Fig. 3: Performance of LassoPred’s annotator.
From: LassoPred: a tool to predict the 3D structure of lasso peptides

A Microcin J25 as an example of sequence splitting into three parts: ring (cyan), loop (yellow), and tail (pink). The sequence is split into overlapping dipeptides, and fragment categories are shown in the right column with “NA” for boundaries. The cartoon and stick model highlight isopeptide and plug residues using the same color scheme as sequence. B Comparison of plug prediction performance using various sequence featurization methods through repeated holdout validation.

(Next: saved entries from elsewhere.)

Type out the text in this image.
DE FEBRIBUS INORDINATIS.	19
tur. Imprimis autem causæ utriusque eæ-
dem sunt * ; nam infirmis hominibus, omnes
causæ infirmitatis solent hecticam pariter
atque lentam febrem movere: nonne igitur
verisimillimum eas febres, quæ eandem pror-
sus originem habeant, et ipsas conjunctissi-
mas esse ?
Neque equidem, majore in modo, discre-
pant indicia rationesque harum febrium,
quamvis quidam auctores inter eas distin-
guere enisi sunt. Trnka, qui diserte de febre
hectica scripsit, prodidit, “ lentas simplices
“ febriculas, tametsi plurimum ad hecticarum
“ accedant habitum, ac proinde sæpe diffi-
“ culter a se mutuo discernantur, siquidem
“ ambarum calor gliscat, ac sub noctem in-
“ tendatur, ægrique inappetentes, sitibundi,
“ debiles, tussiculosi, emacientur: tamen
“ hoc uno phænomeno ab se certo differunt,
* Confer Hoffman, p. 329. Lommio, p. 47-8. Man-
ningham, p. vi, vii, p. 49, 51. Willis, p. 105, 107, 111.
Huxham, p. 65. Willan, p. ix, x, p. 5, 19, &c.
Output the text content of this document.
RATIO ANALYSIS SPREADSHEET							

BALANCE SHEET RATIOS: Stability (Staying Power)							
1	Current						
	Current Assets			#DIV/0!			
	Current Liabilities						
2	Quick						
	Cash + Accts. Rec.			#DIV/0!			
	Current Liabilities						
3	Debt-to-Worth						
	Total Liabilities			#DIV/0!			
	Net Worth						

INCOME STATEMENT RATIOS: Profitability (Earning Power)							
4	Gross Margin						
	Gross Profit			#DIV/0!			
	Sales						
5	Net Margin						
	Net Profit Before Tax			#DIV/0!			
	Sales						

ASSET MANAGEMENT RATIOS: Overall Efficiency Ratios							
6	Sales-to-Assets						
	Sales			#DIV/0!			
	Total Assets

Details of featurization are in Table S10. Using dipeptide fragmentation on ring-truncated sequences, each of 100 ring-truncated splits was tested using random forest classifier (RFC), K-neighbors classifier (KNC), gradient boosting classifier (GBC), and support vector classifier (SVC) models. Models were tuned by grid search; the best-performing model was used. Box plots represent accuracy distribution (n = 100 splits): center line = median; box = 25th–75th percentiles. Summary values are labeled; if the mean overlaps with a quartile, it is shown in parentheses. C, D Distribution of the sequence length and loop length, respectively, for the entire dataset (47 LaPs, grey) and the selected split (10 LaPs, orange). E, F ROC curves for the isopeptide and plug classifier, respectively. For isopeptide classification, Classes 0, 1, and 2 correspond to isopeptide, ring, and loop; for plug classification, they represent plug, loop, and tail. G Data splitting test for plug prediction accuracy using ring-truncated dipeptide fragmentation, ESM2 L33 embedding, and the SVC model with optimized hyperparameters on the selected holdout set. For each splitting ratio, Top 1 and Top 3 accuracy were assessed via repeated holdout validation of 100 splits, applying a 4:1 training-to-test ratio and stratified sampling. Accuracy is represented as mean ± standard error (SE) based on 100 splits (n = 100). H Model performance comparison of the original and clean dataset using ring-truncated dipeptide fragmentation, ESM2 L33 embedding, and the SVC model with optimized hyperparameters on the selected holdout set. The clean dataset (sequence similarity <80%) includes 36 LaP sequences. Performance metrics for both datasets were evaluated using 100 repeated holdout splits with a 4:1 train–test ratio and stratified sampling. Performance values are shown as mean ± standard deviation (SD).